A Remote Phosphor Coating by Lens Wetting for Phosphor-Converted White Light-Emitting Diodes

In our previous study, we demonstrated a remote phosphor coating method by lens wetting for pcLEDs. For the proposed method, the phosphor gel droplet is dropped onto the concave inner surface of a hemispherical lens, then the phosphor gel wets the lens surface driven by gravity and surface tension and finally reaches to a stable geometry. In this study, fluid flow simulations based on Volume of Fluid (VOF) model were applied to investigate the geometry evolution of phosphor gel droplets after been dropped into the lens, and the final geometries with phosphor gel volume range from 4 mu l to 20 mu l were studied.

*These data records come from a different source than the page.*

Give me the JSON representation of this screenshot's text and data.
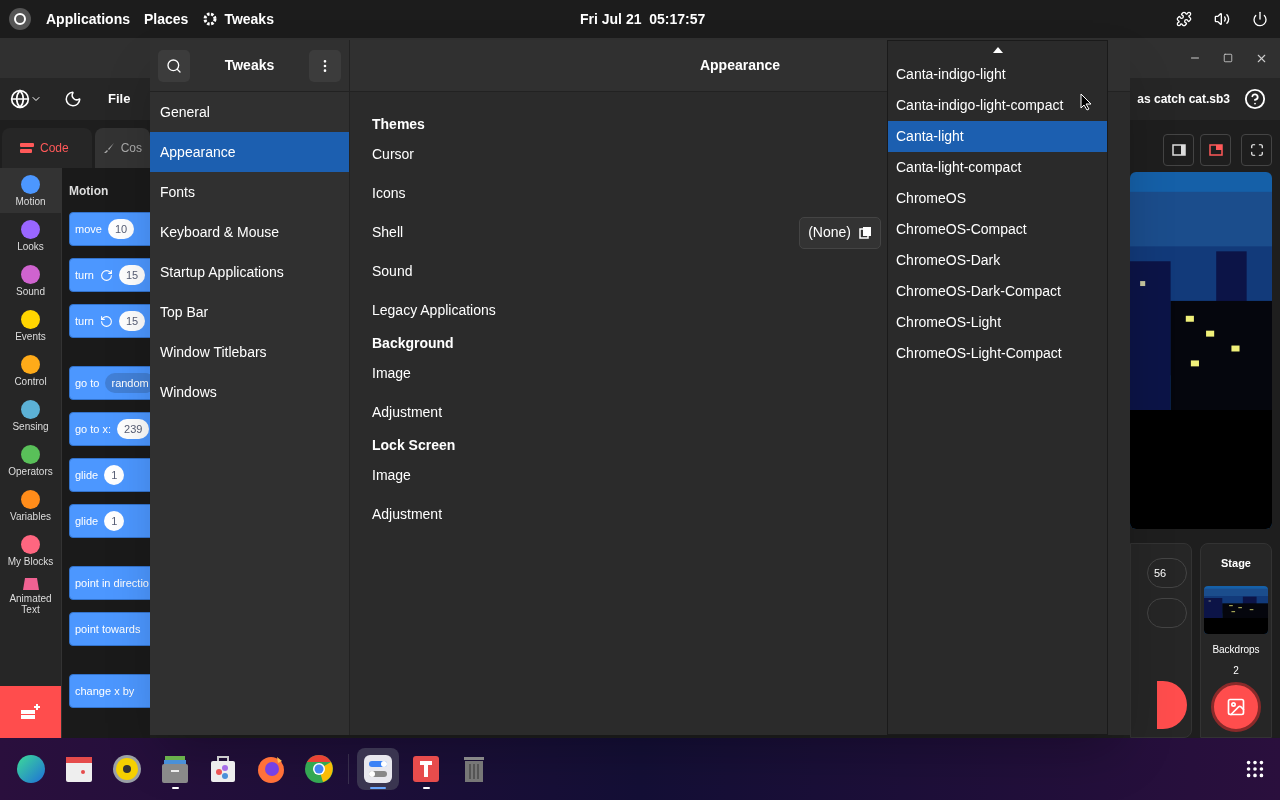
{
  "top_bar": {
    "menus": [
      "Applications",
      "Places"
    ],
    "app_name": "Tweaks",
    "clock": "Fri Jul 21  05:17:57"
  },
  "scratch": {
    "menu": [
      "File"
    ],
    "project_title": "as catch cat.sb3",
    "tabs": [
      {
        "label": "Code",
        "selected": true
      },
      {
        "label": "Cos",
        "selected": false
      }
    ],
    "categories": [
      {
        "label": "Motion",
        "color": "#4c97ff",
        "selected": true
      },
      {
        "label": "Looks",
        "color": "#9966ff",
        "selected": false
      },
      {
        "label": "Sound",
        "color": "#cf63cf",
        "selected": false
      },
      {
        "label": "Events",
        "color": "#ffd500",
        "selected": false
      },
      {
        "label": "Control",
        "color": "#ffab19",
        "selected": false
      },
      {
        "label": "Sensing",
        "color": "#5cb1d6",
        "selected": false
      },
      {
        "label": "Operators",
        "color": "#59c059",
        "selected": false
      },
      {
        "label": "Variables",
        "color": "#ff8c1a",
        "selected": false
      },
      {
        "label": "My Blocks",
        "color": "#ff6680",
        "selected": false
      },
      {
        "label": "Animated Text",
        "kind": "extension",
        "selected": false
      }
    ],
    "palette_title": "Motion",
    "block_groups": [
      {
        "blocks": [
          {
            "parts": [
              {
                "kind": "text",
                "text": "move"
              },
              {
                "kind": "input",
                "text": "10"
              }
            ]
          },
          {
            "parts": [
              {
                "kind": "text",
                "text": "turn"
              },
              {
                "kind": "rotate_right"
              },
              {
                "kind": "input",
                "text": "15"
              }
            ]
          },
          {
            "parts": [
              {
                "kind": "text",
                "text": "turn"
              },
              {
                "kind": "rotate_left"
              },
              {
                "kind": "input",
                "text": "15"
              }
            ]
          }
        ]
      },
      {
        "blocks": [
          {
            "parts": [
              {
                "kind": "text",
                "text": "go to"
              },
              {
                "kind": "dropdown",
                "text": "random"
              }
            ]
          },
          {
            "parts": [
              {
                "kind": "text",
                "text": "go to x:"
              },
              {
                "kind": "input",
                "text": "239"
              }
            ]
          },
          {
            "parts": [
              {
                "kind": "text",
                "text": "glide"
              },
              {
                "kind": "input",
                "text": "1"
              }
            ]
          },
          {
            "parts": [
              {
                "kind": "text",
                "text": "glide"
              },
              {
                "kind": "input",
                "text": "1"
              }
            ]
          }
        ]
      },
      {
        "blocks": [
          {
            "parts": [
              {
                "kind": "text",
                "text": "point in directio"
              }
            ]
          },
          {
            "parts": [
              {
                "kind": "text",
                "text": "point towards"
              }
            ]
          }
        ]
      },
      {
        "blocks": [
          {
            "parts": [
              {
                "kind": "text",
                "text": "change x by"
              }
            ]
          }
        ]
      }
    ],
    "sprite_fields": [
      "56"
    ],
    "stage": {
      "title": "Stage",
      "backdrops_label": "Backdrops",
      "backdrops_count": "2"
    }
  },
  "tweaks": {
    "title": "Tweaks",
    "page_title": "Appearance",
    "sidebar": [
      {
        "label": "General",
        "selected": false
      },
      {
        "label": "Appearance",
        "selected": true
      },
      {
        "label": "Fonts",
        "selected": false
      },
      {
        "label": "Keyboard & Mouse",
        "selected": false
      },
      {
        "label": "Startup Applications",
        "selected": false
      },
      {
        "label": "Top Bar",
        "selected": false
      },
      {
        "label": "Window Titlebars",
        "selected": false
      },
      {
        "label": "Windows",
        "selected": false
      }
    ],
    "sections": [
      {
        "title": "Themes",
        "rows": [
          {
            "label": "Cursor"
          },
          {
            "label": "Icons"
          },
          {
            "label": "Shell",
            "value": "(None)"
          },
          {
            "label": "Sound"
          },
          {
            "label": "Legacy Applications"
          }
        ]
      },
      {
        "title": "Background",
        "rows": [
          {
            "label": "Image"
          },
          {
            "label": "Adjustment"
          }
        ]
      },
      {
        "title": "Lock Screen",
        "rows": [
          {
            "label": "Image"
          },
          {
            "label": "Adjustment"
          }
        ]
      }
    ]
  },
  "dropdown": {
    "items": [
      {
        "label": "Canta-indigo-light",
        "selected": false
      },
      {
        "label": "Canta-indigo-light-compact",
        "selected": false
      },
      {
        "label": "Canta-light",
        "selected": true
      },
      {
        "label": "Canta-light-compact",
        "selected": false
      },
      {
        "label": "ChromeOS",
        "selected": false
      },
      {
        "label": "ChromeOS-Compact",
        "selected": false
      },
      {
        "label": "ChromeOS-Dark",
        "selected": false
      },
      {
        "label": "ChromeOS-Dark-Compact",
        "selected": false
      },
      {
        "label": "ChromeOS-Light",
        "selected": false
      },
      {
        "label": "ChromeOS-Light-Compact",
        "selected": false
      }
    ]
  },
  "dock": {
    "items": [
      {
        "kind": "browser",
        "running": false,
        "selected": false
      },
      {
        "kind": "calendar",
        "running": false,
        "selected": false
      },
      {
        "kind": "speaker",
        "running": false,
        "selected": false
      },
      {
        "kind": "files",
        "running": true,
        "selected": false
      },
      {
        "kind": "store",
        "running": false,
        "selected": false
      },
      {
        "kind": "firefox",
        "running": false,
        "selected": false
      },
      {
        "kind": "chrome",
        "running": false,
        "selected": false
      },
      {
        "kind": "tweaks",
        "running": true,
        "selected": true
      },
      {
        "kind": "scratch",
        "running": true,
        "selected": false
      },
      {
        "kind": "trash",
        "running": false,
        "selected": false
      }
    ]
  }
}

Optical simulations based on Monte Carlo ray tracing method was applied to investigate the optical performance of LED samples with the final geometries obtained from VOF simulations. The VOF simulation results show that when the phosphor volume is less than 10 mu l, the proposed lens wetting method tends to realize uniform thickness phosphor geometry, and when the phosphor volume is more than 10 mu l, the proposed method tends to form the non-uniform thickness phosphor geometry. Optical simulation results show that the vertical LED chip modules with remote phosphor geometry formed by the proposed method have better ACU performance than those with spherical cap phosphor geometry fabricated by the dispensing phosphor coating method. When the average CCT is about 5000 K, a smallest angular CCT deviation of 275 K was achieved when the volume is 17 mu l, while the CCT deviation of the conventional spherical cap phosphor geometry is 2499 K.